I nuovi “intellettuali” che occupano le prime pagine delle riviste più in voga e quelli che sono sotto i riflettori di ampi studi televisivi, non sono certo maestri di cultura, trasmettitori di validi insegnamenti, scrittori, artisti o musicisti virtuosi e creativi, ma quasi sempre “facce da copertina” che improvvisano una parte, che si calano in ruoli di attori provetti ed in opinionisti a corto di idee. Sono le soubrettes della domenica che si fingono presentatrici di eccelsi pensieri, sono le anime vagabonde dello spettacolo che intendono riportare sulla retta via i peccatori, sono gli artificiali fisici scultorei che intendono impartire lezioni di teoria, è la gente comune che si inventa tante storie per il piacere di narrare, di interrogare e di avere un briciolo di notorietà.
E noi siamo arrivati ad assimilare in maniera meccanica e dipendente false dottrine, discorsi vuoti, ragionamenti illogici, direttive casuali e repertori sconfinati di mediocri personaggi del varietà, convinti di essere degli eruditi. Imperterriti, continuiamo a dare credibilità alle magnifiche corporazioni universitarie, combattendo duramente contro proibitivi costi d'iscrizione a corsi di specializzazione, contro cavilli burocratici e contro un dilagante lassismo del senato accademico, pur di ottenere un titolo, una certificazione, una gratificazione personale, un giudizio oppure un punteggio. Andando poi a perlustrare spazi culturali pubblici, privati o misti, si deduce che le differenze tra loro sono minime, in quanto dominano uniformemente strutture rigide, ataviche, strumentalizzate e chiuse verso interventi esterni innovativi ed eterogenei.
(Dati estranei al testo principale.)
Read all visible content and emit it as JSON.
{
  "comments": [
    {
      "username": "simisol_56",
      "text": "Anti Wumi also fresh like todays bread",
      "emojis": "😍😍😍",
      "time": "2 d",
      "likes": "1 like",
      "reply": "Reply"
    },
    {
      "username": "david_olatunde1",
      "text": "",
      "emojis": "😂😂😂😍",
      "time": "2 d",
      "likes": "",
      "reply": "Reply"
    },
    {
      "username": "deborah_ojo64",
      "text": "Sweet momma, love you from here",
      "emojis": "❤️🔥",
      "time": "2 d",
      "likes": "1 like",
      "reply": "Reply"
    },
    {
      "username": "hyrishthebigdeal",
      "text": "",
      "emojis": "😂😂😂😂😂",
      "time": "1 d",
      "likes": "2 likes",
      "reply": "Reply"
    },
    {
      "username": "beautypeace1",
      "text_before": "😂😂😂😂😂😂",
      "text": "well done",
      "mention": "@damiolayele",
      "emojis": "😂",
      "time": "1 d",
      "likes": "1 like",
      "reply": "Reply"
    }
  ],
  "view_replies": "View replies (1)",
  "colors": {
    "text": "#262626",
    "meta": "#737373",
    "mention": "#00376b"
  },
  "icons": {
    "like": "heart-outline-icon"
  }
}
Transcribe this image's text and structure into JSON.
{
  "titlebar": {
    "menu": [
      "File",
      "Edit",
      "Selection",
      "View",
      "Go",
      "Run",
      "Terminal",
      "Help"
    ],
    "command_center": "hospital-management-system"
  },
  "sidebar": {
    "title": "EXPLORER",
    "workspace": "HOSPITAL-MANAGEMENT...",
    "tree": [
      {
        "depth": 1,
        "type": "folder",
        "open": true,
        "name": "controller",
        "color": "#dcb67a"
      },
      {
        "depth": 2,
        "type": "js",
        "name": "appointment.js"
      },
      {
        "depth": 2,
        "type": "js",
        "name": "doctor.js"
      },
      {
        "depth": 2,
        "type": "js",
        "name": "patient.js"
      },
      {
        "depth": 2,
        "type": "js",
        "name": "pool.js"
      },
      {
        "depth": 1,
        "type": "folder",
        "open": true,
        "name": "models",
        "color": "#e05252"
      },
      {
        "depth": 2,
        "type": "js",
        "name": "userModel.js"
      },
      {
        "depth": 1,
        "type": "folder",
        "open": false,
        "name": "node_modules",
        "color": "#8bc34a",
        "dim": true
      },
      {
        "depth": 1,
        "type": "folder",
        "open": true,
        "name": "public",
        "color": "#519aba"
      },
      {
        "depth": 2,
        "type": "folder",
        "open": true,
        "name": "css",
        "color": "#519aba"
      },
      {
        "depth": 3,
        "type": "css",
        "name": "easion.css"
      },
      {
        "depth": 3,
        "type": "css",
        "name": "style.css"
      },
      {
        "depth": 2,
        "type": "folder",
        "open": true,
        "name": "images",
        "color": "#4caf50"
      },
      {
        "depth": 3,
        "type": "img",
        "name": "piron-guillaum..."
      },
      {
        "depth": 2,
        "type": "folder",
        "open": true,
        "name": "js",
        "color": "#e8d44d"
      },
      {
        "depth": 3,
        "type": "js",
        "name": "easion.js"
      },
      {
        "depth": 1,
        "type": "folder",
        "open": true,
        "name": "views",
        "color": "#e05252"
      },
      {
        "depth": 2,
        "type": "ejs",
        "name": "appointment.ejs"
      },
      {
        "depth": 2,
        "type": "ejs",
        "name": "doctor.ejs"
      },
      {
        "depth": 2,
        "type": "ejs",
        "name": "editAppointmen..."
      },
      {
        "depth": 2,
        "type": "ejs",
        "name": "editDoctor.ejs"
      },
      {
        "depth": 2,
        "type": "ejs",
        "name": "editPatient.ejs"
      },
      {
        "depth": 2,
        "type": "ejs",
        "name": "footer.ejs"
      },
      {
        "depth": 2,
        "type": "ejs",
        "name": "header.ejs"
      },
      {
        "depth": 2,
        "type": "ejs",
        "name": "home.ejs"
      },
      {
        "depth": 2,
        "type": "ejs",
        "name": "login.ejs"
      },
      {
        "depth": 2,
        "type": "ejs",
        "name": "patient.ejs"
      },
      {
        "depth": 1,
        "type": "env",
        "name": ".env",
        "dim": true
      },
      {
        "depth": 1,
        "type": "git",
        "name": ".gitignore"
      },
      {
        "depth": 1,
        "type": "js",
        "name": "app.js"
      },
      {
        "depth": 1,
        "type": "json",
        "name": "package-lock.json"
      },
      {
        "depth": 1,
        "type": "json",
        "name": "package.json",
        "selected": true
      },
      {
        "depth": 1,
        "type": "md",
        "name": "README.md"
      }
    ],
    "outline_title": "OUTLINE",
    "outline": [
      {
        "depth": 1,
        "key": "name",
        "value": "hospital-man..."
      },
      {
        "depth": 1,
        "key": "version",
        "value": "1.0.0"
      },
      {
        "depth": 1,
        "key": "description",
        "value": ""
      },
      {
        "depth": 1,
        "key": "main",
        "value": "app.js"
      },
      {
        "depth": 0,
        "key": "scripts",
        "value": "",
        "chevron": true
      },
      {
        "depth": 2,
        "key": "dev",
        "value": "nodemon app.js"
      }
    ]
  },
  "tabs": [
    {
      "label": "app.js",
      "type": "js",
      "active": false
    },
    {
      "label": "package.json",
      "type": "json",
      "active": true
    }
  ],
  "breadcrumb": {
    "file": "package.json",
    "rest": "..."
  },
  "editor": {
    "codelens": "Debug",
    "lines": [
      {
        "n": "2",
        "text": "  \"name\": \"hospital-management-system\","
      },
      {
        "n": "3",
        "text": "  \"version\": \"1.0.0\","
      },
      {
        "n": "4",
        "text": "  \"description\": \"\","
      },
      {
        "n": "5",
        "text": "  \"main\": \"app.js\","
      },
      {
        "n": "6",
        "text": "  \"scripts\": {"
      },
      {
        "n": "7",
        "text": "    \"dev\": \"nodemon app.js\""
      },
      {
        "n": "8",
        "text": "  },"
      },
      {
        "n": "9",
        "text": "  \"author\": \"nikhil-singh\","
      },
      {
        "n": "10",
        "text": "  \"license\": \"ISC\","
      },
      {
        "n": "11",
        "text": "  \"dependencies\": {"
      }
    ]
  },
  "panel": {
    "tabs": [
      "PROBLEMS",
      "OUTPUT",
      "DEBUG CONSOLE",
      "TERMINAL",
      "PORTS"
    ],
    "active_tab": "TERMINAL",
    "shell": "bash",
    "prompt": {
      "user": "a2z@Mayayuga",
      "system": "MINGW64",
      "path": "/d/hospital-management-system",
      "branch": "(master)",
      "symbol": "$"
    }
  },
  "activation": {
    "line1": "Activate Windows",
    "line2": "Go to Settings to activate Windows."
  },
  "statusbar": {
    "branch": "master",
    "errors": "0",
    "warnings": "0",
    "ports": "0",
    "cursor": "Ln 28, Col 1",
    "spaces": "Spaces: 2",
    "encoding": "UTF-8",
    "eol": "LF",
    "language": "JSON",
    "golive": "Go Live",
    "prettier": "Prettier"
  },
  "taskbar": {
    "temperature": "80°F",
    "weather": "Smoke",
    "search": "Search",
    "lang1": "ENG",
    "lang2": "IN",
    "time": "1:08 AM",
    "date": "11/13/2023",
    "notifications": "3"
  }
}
L'ultima angosciante notizia (pubblicata stamani, 21 gennaio 2010) sul deterioramento dell'educazione collettiva italiana, riguarda il nuovo provvedimento voluto dalla maggioranza politica che prevede un passo indietro nell'obbligo di istruzione, poiché gli alunni potranno abbandonare gli studi, per andare a lavorare, già dall'età di quindici anni, vedendosi tolto il diritto ad un anno di scuola in più previsto finora.
Dove sono finiti gli intellettuali di una volta: i Calvino, i Moravia, i Pirandello, i Verga, i Manzoni, per citare soltanto autorevoli penne della letteratura italiana contemporanea? A quale indirizzo possiamo trovare un'energica classe intellettuale disposta a lottare per i propri ideali, pronta a scendere in piazza per protestare contro i regimi autoritari, compatta nel difendere la propria dignità personale e professionale, decisa ad attuare nuove riforme sociali? Tornerà, a distanza di tanti secoli, il vento fresco e rigenerante delle preziose età dell'oro, della saggezza allo stato puro, dei sommi poeti che, dall'alto della loro cultura, illuminavano le menti degli inetti?
Me lo auguro, anche se, la situazione attuale vede la convivenza di un'entità corrosiva come il “morbo del calcio” all'interno di uno scrigno regale come l'intellettualismo, che tende a fondersi in un non-sapere, cedendo in prestito un forbito patrimonio linguistico.